For these traders, an increase in transactions costs of 0.02% would be a burden. Of course, a modest tax will not drive the speculators out of the market altogether, it is just likely to reduce the volume of speculation. For this reason, even a modest tax can still raise an enormous amount of money in a market where tens of trillions of dollars of derivatives changes hands each year. This tax can best be thought of as a tax on gambling. Gambling is heavily taxed in every state that allows it. DeFazio's bill is effectively a tax on gambling in the oil markets. It will not stop it, but it would discourage it, and in the process raise a huge amount of money that could go to productive purposes. The bill faces an enormous uphill struggle in Congress. As Durbin said, the banks own the place, and they are not going to just step aside and let Congress impose a tax on such a lucrative business.

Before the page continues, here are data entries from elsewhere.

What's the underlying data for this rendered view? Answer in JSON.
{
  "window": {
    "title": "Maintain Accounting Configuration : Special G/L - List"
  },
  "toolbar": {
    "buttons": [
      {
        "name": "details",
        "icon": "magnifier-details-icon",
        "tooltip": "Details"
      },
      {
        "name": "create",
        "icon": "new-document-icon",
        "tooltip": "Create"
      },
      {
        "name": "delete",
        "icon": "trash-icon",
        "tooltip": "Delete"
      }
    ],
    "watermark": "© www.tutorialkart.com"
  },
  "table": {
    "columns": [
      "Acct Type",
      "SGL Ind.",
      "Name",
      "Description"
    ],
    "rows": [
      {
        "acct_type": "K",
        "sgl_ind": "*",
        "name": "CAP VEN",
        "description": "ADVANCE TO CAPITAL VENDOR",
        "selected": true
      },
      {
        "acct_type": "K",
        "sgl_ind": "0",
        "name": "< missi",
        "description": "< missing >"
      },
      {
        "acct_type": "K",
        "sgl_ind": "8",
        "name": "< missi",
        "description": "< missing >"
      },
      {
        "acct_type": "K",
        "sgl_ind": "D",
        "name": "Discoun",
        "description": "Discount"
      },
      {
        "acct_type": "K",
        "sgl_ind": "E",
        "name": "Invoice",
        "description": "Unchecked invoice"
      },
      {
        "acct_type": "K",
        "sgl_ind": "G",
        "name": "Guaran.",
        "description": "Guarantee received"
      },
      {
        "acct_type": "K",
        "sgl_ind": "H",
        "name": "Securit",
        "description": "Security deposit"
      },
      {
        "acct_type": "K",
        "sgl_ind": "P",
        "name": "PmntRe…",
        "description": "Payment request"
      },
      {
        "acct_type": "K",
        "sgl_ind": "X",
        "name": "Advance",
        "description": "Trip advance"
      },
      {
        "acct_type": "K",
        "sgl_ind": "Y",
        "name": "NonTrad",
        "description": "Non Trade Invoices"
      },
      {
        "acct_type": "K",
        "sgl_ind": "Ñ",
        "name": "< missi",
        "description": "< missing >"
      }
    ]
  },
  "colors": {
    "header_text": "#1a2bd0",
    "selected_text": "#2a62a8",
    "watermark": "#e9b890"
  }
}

But, it is important that people know about the DeFazio bill. First, DeFazio deserves a place on the honour roll for standing up to Wall Street. Also, it is important for the public to know that there is a relatively low-cost way to make up the shortfall in the highway trust fund. When Congress raises some other tax and/or cuts a useful program, people should know that there was a better alternative.
It just didn't happen because, as we know, the banks own the place.